Determinations of 15N chemical shift anisotropy magnitudes in a uniformly 15N, 13C-labeled microcrystalline protein by three-dimensional magic-angle spinning nuclear magnetic resonance spectroscopy

Amide N-15 chemical shift anisotropy (CSA) tensors provide quantitative insight into protein structure and dynamics. Experimental determinations of N-15 CSA tensors in biologically relevant molecules have typically been performed by NMR relaxation studies in solution, goniometric analysis of single-crystal spectra, or slow magic-angle spinning (MAS) NMR experiments of microcrystalline samples. Here we present measurements of N-15 CSA tensor magnitudes in a protein of known structure by three-dimensional MAS solid-state NMR. Isotropic N-15, C-13 alpha, and C-13' chemical shifts in two dimensions resolve site-specific backbone amide recoupled CSA line shapes in the third dimension. Application of the experiments to the 56-residue beta 1 immunoglobulin binding domain of protein G (GB1) enabled 91 independent determinations of N-15 tensors at 51 of the 55 backbone amide sites, for which N-15-C-13 alpha and/or N-15-C-13' cross-peaks were resolved in the two-dimensional experiment. For 37 N-15 signals, both intra- and interresidue correlations were resolved, enabling direct comparison of two experimental data sets to enhance measurement precision. Systematic variations between beta-sheet and alpha-helix residues are observed; the average value for the anisotropy parameter, delta (delta = delta(zz) - delta(iso)), for alpha-helical residues is 6 ppm greater than that for the beta-sheet residues.

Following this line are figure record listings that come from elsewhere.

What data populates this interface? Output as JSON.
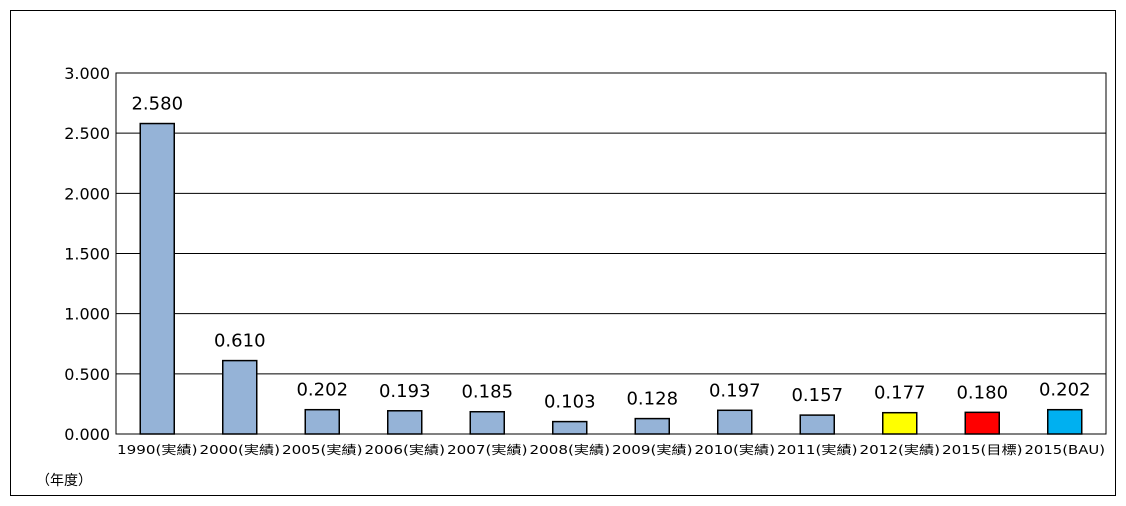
{
  "chart_data": {
    "type": "bar",
    "categories": [
      "1990(実績)",
      "2000(実績)",
      "2005(実績)",
      "2006(実績)",
      "2007(実績)",
      "2008(実績)",
      "2009(実績)",
      "2010(実績)",
      "2011(実績)",
      "2012(実績)",
      "2015(目標)",
      "2015(BAU)"
    ],
    "values": [
      2.58,
      0.61,
      0.202,
      0.193,
      0.185,
      0.103,
      0.128,
      0.197,
      0.157,
      0.177,
      0.18,
      0.202
    ],
    "data_labels": [
      "2.580",
      "0.610",
      "0.202",
      "0.193",
      "0.185",
      "0.103",
      "0.128",
      "0.197",
      "0.157",
      "0.177",
      "0.180",
      "0.202"
    ],
    "bar_colors": [
      "#95b3d7",
      "#95b3d7",
      "#95b3d7",
      "#95b3d7",
      "#95b3d7",
      "#95b3d7",
      "#95b3d7",
      "#95b3d7",
      "#95b3d7",
      "#ffff00",
      "#ff0000",
      "#00b0f0"
    ],
    "yticks": [
      "0.000",
      "0.500",
      "1.000",
      "1.500",
      "2.000",
      "2.500",
      "3.000"
    ],
    "ylim": [
      0,
      3.0
    ],
    "xlabel": "（年度）",
    "ylabel": "",
    "title": "",
    "grid": true,
    "legend": false
  }
}
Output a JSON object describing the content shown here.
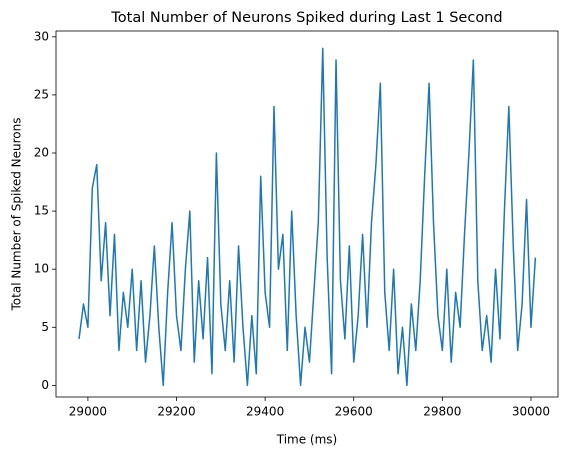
{
  "chart_data": {
    "type": "line",
    "title": "Total Number of Neurons Spiked during Last 1 Second",
    "x_label": "Time (ms)",
    "y_label": "Total Number of Spiked Neurons",
    "x": [
      28980,
      28990,
      29000,
      29010,
      29020,
      29030,
      29040,
      29050,
      29060,
      29070,
      29080,
      29090,
      29100,
      29110,
      29120,
      29130,
      29140,
      29150,
      29160,
      29170,
      29180,
      29190,
      29200,
      29210,
      29220,
      29230,
      29240,
      29250,
      29260,
      29270,
      29280,
      29290,
      29300,
      29310,
      29320,
      29330,
      29340,
      29350,
      29360,
      29370,
      29380,
      29390,
      29400,
      29410,
      29420,
      29430,
      29440,
      29450,
      29460,
      29470,
      29480,
      29490,
      29500,
      29510,
      29520,
      29530,
      29540,
      29550,
      29560,
      29570,
      29580,
      29590,
      29600,
      29610,
      29620,
      29630,
      29640,
      29650,
      29660,
      29670,
      29680,
      29690,
      29700,
      29710,
      29720,
      29730,
      29740,
      29750,
      29760,
      29770,
      29780,
      29790,
      29800,
      29810,
      29820,
      29830,
      29840,
      29850,
      29860,
      29870,
      29880,
      29890,
      29900,
      29910,
      29920,
      29930,
      29940,
      29950,
      29960,
      29970,
      29980,
      29990,
      30000,
      30010
    ],
    "series": [
      {
        "name": "Total Number of Spiked Neurons",
        "color": "#1f77b4",
        "values": [
          4,
          7,
          5,
          17,
          19,
          9,
          14,
          6,
          13,
          3,
          8,
          5,
          10,
          3,
          9,
          2,
          6,
          12,
          5,
          0,
          8,
          14,
          6,
          3,
          10,
          15,
          2,
          9,
          4,
          11,
          1,
          20,
          7,
          3,
          9,
          2,
          12,
          5,
          0,
          6,
          1,
          18,
          8,
          5,
          24,
          10,
          13,
          3,
          15,
          6,
          0,
          5,
          2,
          8,
          14,
          29,
          11,
          1,
          28,
          9,
          4,
          12,
          2,
          6,
          13,
          5,
          14,
          19,
          26,
          8,
          3,
          10,
          1,
          5,
          0,
          7,
          3,
          9,
          18,
          26,
          14,
          6,
          3,
          10,
          2,
          8,
          5,
          13,
          20,
          28,
          9,
          3,
          6,
          2,
          10,
          4,
          15,
          24,
          12,
          3,
          7,
          16,
          5,
          11
        ]
      }
    ],
    "xlim": [
      28928,
      30061
    ],
    "ylim": [
      -1.0,
      30.5
    ],
    "xticks": [
      29000,
      29200,
      29400,
      29600,
      29800,
      30000
    ],
    "yticks": [
      0,
      5,
      10,
      15,
      20,
      25,
      30
    ]
  }
}
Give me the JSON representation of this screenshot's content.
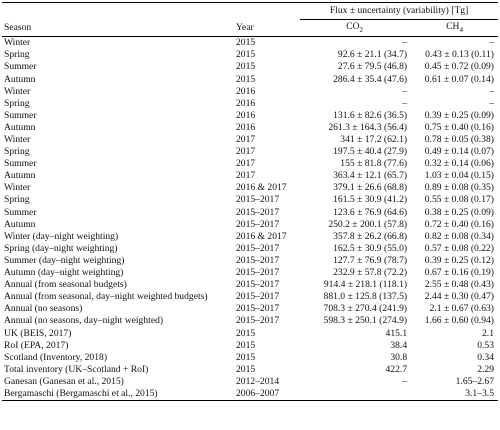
{
  "header": {
    "flux_title": "Flux ± uncertainty (variability) [Tg]",
    "season": "Season",
    "year": "Year",
    "co2": "CO2",
    "ch4": "CH4"
  },
  "rows": [
    {
      "season": "Winter",
      "year": "2015",
      "co2": "–",
      "ch4": "–"
    },
    {
      "season": "Spring",
      "year": "2015",
      "co2": "92.6 ± 21.1 (34.7)",
      "ch4": "0.43 ± 0.13 (0.11)"
    },
    {
      "season": "Summer",
      "year": "2015",
      "co2": "27.6 ± 79.5 (46.8)",
      "ch4": "0.45 ± 0.72 (0.09)"
    },
    {
      "season": "Autumn",
      "year": "2015",
      "co2": "286.4 ± 35.4 (47.6)",
      "ch4": "0.61 ± 0.07 (0.14)"
    },
    {
      "season": "Winter",
      "year": "2016",
      "co2": "–",
      "ch4": "–"
    },
    {
      "season": "Spring",
      "year": "2016",
      "co2": "–",
      "ch4": "–"
    },
    {
      "season": "Summer",
      "year": "2016",
      "co2": "131.6 ± 82.6 (36.5)",
      "ch4": "0.39 ± 0.25 (0.09)"
    },
    {
      "season": "Autumn",
      "year": "2016",
      "co2": "261.3 ± 164.3 (56.4)",
      "ch4": "0.75 ± 0.40 (0.16)"
    },
    {
      "season": "Winter",
      "year": "2017",
      "co2": "341 ± 17.2 (62.1)",
      "ch4": "0.78 ± 0.05 (0.38)"
    },
    {
      "season": "Spring",
      "year": "2017",
      "co2": "197.5 ± 40.4 (27.9)",
      "ch4": "0.49 ± 0.14 (0.07)"
    },
    {
      "season": "Summer",
      "year": "2017",
      "co2": "155 ± 81.8 (77.6)",
      "ch4": "0.32 ± 0.14 (0.06)"
    },
    {
      "season": "Autumn",
      "year": "2017",
      "co2": "363.4 ± 12.1 (65.7)",
      "ch4": "1.03 ± 0.04 (0.15)"
    },
    {
      "season": "Winter",
      "year": "2016 & 2017",
      "co2": "379.1 ± 26.6 (68.8)",
      "ch4": "0.89 ± 0.08 (0.35)"
    },
    {
      "season": "Spring",
      "year": "2015–2017",
      "co2": "161.5 ± 30.9 (41.2)",
      "ch4": "0.55 ± 0.08 (0.17)"
    },
    {
      "season": "Summer",
      "year": "2015–2017",
      "co2": "123.6 ± 76.9 (64.6)",
      "ch4": "0.38 ± 0.25 (0.09)"
    },
    {
      "season": "Autumn",
      "year": "2015–2017",
      "co2": "250.2 ± 200.1 (57.8)",
      "ch4": "0.72 ± 0.40 (0.16)"
    },
    {
      "season": "Winter (day–night weighting)",
      "year": "2016 & 2017",
      "co2": "357.8 ± 26.2 (66.8)",
      "ch4": "0.82 ± 0.08 (0.34)"
    },
    {
      "season": "Spring (day–night weighting)",
      "year": "2015–2017",
      "co2": "162.5 ± 30.9 (55.0)",
      "ch4": "0.57 ± 0.08 (0.22)"
    },
    {
      "season": "Summer (day–night weighting)",
      "year": "2015–2017",
      "co2": "127.7 ± 76.9 (78.7)",
      "ch4": "0.39 ± 0.25 (0.12)"
    },
    {
      "season": "Autumn (day–night weighting)",
      "year": "2015–2017",
      "co2": "232.9 ± 57.8 (72.2)",
      "ch4": "0.67 ± 0.16 (0.19)"
    },
    {
      "season": "Annual (from seasonal budgets)",
      "year": "2015–2017",
      "co2": "914.4 ± 218.1 (118.1)",
      "ch4": "2.55 ± 0.48 (0.43)"
    },
    {
      "season": "Annual (from seasonal, day–night weighted budgets)",
      "year": "2015–2017",
      "co2": "881.0 ± 125.8 (137.5)",
      "ch4": "2.44 ± 0.30 (0.47)"
    },
    {
      "season": "Annual (no seasons)",
      "year": "2015–2017",
      "co2": "708.3 ± 270.4 (241.9)",
      "ch4": "2.1 ± 0.67 (0.63)"
    },
    {
      "season": "Annual (no seasons, day–night weighted)",
      "year": "2015–2017",
      "co2": "598.3 ± 250.1 (274.9)",
      "ch4": "1.66 ± 0.60 (0.94)"
    },
    {
      "season": "UK (BEIS, 2017)",
      "year": "2015",
      "co2": "415.1",
      "ch4": "2.1"
    },
    {
      "season": "RoI (EPA, 2017)",
      "year": "2015",
      "co2": "38.4",
      "ch4": "0.53"
    },
    {
      "season": "Scotland (Inventory, 2018)",
      "year": "2015",
      "co2": "30.8",
      "ch4": "0.34"
    },
    {
      "season": "Total inventory (UK–Scotland + RoI)",
      "year": "2015",
      "co2": "422.7",
      "ch4": "2.29"
    },
    {
      "season": "Ganesan (Ganesan et al., 2015)",
      "year": "2012–2014",
      "co2": "–",
      "ch4": "1.65–2.67"
    },
    {
      "season": "Bergamaschi (Bergamaschi et al., 2015)",
      "year": "2006–2007",
      "co2": "",
      "ch4": "3.1–3.5"
    }
  ]
}
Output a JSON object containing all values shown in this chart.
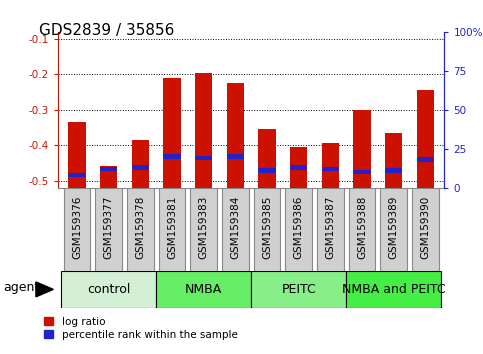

The results show a variation in delta of N-15 amide backbone sites between -77 and -115 ppm, with an average value of -103.5 ppm. Some sites (e.g., G41) display smaller anisotropy due to backbone dynamics. In contrast, we observe an unusually large N-15 tensor for K50, a residue that has an atypical, positive value for the backbone phi torsion angle. To our knowledge, this is the most complete experimental analysis of N-15 CSA magnitude to date in a solid protein. The availability of previous high-resolution crystal and solution NMR structures, as well as detailed solid-state NMR studies, will enhance the value of these measurements as a benchmark for the development of ab initio calculations of amide N-15 shielding tensor magnitudes.